I was working with CA State Health Department people back at the time through my job in cancer public health. Nevertheless, I always suspected that the legal moves by the states were more to protect their statutory prerogatives and the medical profession than to protect the public. After all, I had been running into similar excuses to control cancer information among physicians for 30 years. Back in the ’70s some doctors would not tell their patients that they had been diagnosed with cancer for the ostensible reason that it would cause a lot of anxiety, and, besides, often there wasn’t much physicians could do about many cancers at the time. The situation improved after informed consent laws were passed forcing medical practitioners to explain diagnoses to patients before treating them. Also the organization I worked for would not give cancer patients professional-level pamphlets or journal reprints for fear of “confusing” patients and for fear of the docs who’d clobber us.

A lot of debate about the hypothesized impact of genetic information has been similar to the argument about the advisability of cancer information in years past. Fortunately some studies have been conducted to try to measure the emotional impact of genetic test information, especially genetic indicators for diseases like Alzheimer’s for which there is no treatment. The NY Times reported a couple of days ago about a study published recently in the News England Journal of Medicine that found essentially that news from the genetic tests didn’t cause a lot of anxiety in a study group of 2000. Many people didn’t take advantage of free genetic counseling offered or even discuss it with their doctors. Nor did the test affect behavior much in a positive way, such as changing lifestyle toward better eating habits. The surprising finding was how little impact the information had on people.

An author of one of the study stated:

“The medical field has been paternalistic about these tests,” says Peter J. Neumann, the lead author of the study, who is director of the Center for the Evaluation of Value and Risk in Health at Tufts Medical Center. “We’ve been saying that we shouldn’t give people this information because it might be wrong or we might worry them or we can’t do anything about it. But people tell us they want the information enough to pay for it.”

The author of the article, John Tierney, offers:

The traditional structure of American medicine gives control to doctors and to centralized regulators who make treatment decisions for everyone. These genetic tests represent a different philosophy, and point toward a possible future with people taking more charge of their own care and seeking treatments customized to their bodies. “What we have today is population medicine at the 30,000-foot level,” says Dr. Topol. “These tests are the beginning of a new way to individualize medicine. One of the most immediate benefits is being able to use the genetic knowledge to tweak the kind of drugs people take, like choosing among statins and beta blockers to minimize side effects.”

I agree with Tierney. This is a step toward a new way of medicine. As I write this the conflict over health care reform is on again. The health care model in the US is a mess and isn’t financially sustainable with about 8,000 baby boomers being added to Medicare each day. I think we need to shift a great deal of health responsibility to people, but it must be real, empowered responsibility with knowledge tools, decision making, and a support infrusturcture that’s available to all citizens.
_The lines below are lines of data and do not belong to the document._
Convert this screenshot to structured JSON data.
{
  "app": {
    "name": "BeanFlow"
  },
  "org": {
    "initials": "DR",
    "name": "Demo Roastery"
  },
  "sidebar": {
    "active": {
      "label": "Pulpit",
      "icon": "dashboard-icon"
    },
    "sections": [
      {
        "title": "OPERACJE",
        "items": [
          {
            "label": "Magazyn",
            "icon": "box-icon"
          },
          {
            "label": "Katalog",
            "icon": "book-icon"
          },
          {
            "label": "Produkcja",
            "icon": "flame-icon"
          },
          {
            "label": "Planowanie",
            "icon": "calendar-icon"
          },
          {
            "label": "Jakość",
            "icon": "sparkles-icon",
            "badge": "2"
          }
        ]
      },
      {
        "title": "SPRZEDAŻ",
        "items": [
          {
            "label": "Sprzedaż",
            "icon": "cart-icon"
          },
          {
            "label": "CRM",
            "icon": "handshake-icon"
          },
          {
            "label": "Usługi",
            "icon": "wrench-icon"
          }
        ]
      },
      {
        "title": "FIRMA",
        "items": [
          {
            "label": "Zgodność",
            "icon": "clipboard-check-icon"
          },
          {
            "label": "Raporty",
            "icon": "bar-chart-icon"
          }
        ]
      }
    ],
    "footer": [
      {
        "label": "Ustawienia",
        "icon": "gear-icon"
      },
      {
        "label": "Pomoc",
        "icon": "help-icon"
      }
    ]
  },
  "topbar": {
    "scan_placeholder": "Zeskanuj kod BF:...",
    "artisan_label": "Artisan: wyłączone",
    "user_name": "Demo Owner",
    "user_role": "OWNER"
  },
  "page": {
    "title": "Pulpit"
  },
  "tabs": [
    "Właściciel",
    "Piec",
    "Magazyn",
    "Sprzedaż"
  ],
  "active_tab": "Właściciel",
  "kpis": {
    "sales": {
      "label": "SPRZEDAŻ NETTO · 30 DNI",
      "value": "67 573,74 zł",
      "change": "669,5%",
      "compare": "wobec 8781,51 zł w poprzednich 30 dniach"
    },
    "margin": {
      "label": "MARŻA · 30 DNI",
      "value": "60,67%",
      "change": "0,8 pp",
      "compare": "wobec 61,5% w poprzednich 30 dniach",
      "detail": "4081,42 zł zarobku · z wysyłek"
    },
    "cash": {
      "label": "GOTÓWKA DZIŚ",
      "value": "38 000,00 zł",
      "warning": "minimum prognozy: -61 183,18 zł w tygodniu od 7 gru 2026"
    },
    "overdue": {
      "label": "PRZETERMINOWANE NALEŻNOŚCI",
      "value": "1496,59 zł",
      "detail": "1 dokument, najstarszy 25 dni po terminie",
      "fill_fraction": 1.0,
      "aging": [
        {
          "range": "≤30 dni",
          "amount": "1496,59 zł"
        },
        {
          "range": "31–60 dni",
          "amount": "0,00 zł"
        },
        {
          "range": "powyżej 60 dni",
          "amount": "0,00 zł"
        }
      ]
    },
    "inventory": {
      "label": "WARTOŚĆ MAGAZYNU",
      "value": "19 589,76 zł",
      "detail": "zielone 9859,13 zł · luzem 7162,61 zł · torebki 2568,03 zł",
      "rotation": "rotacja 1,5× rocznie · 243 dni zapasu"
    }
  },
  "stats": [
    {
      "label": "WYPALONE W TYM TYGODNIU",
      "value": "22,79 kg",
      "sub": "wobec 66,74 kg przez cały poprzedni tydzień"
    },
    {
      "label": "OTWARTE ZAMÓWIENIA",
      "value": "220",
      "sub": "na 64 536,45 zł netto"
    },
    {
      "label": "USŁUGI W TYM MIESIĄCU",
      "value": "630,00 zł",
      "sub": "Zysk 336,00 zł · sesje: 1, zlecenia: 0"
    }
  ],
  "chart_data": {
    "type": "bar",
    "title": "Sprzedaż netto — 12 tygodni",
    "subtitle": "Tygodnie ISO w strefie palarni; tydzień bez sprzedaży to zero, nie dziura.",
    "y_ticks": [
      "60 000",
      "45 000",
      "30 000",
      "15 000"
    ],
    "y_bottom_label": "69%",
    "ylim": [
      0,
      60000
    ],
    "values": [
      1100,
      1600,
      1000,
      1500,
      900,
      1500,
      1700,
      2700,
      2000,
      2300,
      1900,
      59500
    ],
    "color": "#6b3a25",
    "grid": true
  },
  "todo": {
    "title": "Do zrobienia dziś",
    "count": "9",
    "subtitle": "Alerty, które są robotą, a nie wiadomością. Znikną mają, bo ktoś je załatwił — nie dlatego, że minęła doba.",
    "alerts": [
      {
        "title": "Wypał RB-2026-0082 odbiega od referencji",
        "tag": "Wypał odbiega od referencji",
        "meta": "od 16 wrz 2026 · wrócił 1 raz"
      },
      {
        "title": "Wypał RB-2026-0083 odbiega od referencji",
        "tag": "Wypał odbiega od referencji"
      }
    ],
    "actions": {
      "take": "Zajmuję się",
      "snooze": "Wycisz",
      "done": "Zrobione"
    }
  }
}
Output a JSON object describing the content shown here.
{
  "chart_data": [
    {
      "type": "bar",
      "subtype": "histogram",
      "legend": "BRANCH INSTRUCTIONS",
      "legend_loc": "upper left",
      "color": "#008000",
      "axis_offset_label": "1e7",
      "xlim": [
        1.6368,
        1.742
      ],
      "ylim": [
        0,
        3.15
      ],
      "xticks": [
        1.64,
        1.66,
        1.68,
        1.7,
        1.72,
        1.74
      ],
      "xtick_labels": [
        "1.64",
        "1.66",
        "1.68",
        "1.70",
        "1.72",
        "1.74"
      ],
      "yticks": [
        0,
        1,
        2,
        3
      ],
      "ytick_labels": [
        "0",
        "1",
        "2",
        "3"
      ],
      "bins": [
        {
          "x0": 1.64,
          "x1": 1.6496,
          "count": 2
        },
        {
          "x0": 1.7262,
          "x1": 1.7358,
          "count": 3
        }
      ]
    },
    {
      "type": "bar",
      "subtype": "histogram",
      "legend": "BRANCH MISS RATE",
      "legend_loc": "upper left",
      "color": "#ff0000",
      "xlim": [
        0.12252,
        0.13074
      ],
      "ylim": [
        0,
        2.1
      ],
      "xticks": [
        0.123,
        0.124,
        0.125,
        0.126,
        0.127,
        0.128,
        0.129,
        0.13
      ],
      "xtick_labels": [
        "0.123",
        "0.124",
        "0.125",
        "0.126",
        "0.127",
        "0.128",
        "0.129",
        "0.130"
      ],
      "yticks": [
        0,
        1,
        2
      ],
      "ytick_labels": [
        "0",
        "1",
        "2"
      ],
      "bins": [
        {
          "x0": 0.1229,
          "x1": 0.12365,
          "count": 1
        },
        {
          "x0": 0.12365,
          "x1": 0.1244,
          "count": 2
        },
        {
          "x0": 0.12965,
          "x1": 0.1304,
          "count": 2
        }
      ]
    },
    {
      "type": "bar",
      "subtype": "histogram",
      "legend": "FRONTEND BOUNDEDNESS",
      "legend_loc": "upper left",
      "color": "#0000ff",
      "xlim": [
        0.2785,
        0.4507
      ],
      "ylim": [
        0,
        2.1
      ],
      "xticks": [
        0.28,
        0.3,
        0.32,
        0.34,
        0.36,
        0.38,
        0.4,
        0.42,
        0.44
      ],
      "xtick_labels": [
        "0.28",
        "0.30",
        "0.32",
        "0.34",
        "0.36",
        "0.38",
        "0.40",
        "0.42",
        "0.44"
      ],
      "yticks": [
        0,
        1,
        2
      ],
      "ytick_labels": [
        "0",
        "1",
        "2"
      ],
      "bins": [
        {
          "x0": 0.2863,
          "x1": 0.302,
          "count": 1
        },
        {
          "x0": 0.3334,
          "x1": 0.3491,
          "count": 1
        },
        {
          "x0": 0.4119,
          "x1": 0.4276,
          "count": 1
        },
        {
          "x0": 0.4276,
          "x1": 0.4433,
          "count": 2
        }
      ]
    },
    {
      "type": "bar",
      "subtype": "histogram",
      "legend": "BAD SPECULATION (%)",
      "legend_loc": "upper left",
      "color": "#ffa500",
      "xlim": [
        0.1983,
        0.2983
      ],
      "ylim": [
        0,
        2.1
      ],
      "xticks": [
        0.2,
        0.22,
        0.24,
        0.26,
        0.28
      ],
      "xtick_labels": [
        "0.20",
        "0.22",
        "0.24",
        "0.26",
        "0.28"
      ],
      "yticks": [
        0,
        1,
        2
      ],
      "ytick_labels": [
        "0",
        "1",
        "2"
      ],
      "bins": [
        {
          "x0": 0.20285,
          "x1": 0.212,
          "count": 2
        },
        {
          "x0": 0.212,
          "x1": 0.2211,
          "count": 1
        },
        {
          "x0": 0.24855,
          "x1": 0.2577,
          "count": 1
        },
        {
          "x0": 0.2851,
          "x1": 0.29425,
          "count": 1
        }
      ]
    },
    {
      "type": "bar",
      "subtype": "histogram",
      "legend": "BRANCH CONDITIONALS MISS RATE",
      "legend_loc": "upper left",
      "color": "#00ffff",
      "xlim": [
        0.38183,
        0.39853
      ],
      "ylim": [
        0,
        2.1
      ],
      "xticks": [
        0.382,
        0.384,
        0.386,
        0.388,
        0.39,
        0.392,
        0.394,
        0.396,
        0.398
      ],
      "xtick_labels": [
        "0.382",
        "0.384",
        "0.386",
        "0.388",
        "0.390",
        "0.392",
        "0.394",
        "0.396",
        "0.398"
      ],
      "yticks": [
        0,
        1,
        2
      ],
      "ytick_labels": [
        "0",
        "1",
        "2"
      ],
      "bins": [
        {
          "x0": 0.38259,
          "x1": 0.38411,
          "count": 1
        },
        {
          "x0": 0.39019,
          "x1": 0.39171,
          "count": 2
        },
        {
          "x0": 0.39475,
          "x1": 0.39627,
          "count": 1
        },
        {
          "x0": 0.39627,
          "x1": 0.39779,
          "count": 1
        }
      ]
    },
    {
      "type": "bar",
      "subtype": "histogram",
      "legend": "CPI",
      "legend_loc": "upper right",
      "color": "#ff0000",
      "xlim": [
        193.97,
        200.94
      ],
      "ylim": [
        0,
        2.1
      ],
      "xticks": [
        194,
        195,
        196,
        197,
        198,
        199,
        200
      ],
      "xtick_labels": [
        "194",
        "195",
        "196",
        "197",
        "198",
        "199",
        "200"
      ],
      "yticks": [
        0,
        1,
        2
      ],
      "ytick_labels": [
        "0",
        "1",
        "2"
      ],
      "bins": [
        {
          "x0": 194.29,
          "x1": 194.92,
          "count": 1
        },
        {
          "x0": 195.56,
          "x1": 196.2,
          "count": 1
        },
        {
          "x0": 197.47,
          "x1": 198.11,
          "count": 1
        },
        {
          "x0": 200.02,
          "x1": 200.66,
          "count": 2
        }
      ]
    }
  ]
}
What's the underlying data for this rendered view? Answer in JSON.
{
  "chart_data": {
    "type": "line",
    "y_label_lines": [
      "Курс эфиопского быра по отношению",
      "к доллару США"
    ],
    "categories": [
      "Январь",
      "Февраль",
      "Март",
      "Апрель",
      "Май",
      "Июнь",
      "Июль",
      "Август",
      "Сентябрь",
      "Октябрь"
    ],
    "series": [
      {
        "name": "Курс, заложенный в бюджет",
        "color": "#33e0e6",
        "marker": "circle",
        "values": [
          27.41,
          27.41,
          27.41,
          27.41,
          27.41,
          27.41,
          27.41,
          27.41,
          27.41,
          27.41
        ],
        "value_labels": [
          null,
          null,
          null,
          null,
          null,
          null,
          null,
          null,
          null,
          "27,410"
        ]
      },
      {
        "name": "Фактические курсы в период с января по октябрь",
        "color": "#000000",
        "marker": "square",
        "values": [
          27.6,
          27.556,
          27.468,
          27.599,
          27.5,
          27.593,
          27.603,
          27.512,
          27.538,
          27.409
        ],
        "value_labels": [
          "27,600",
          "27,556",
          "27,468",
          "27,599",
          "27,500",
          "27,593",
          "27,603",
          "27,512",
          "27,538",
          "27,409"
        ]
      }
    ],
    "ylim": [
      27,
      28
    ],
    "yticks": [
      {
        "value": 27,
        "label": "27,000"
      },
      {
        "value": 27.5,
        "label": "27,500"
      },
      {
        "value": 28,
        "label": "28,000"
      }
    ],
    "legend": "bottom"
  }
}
Conservatives use the term “responsibility” as a code word for blame. You know, “You’re  responsible (i.e., to blame) if you’re sick, not me. Don’t ask me for taxes to fix you up.”

If people are to take meaninful responsibility they need a system that provides them with meaninful information about their genetics, real time data about how they’re doing through, perhaps, mobile health monitoring, and a worldwide communication system that makes the latest scientific evidence about disease freely available in comprehensible, personalizable form. Putting up barriers to information like the results of DNA test through spurious fears of damaging effects is not the way to go about it. In the last century and a half we’ve created a huge, expensive scientific and medical system that restricts information and authority to an elite few gatekeepers. That’s got to change.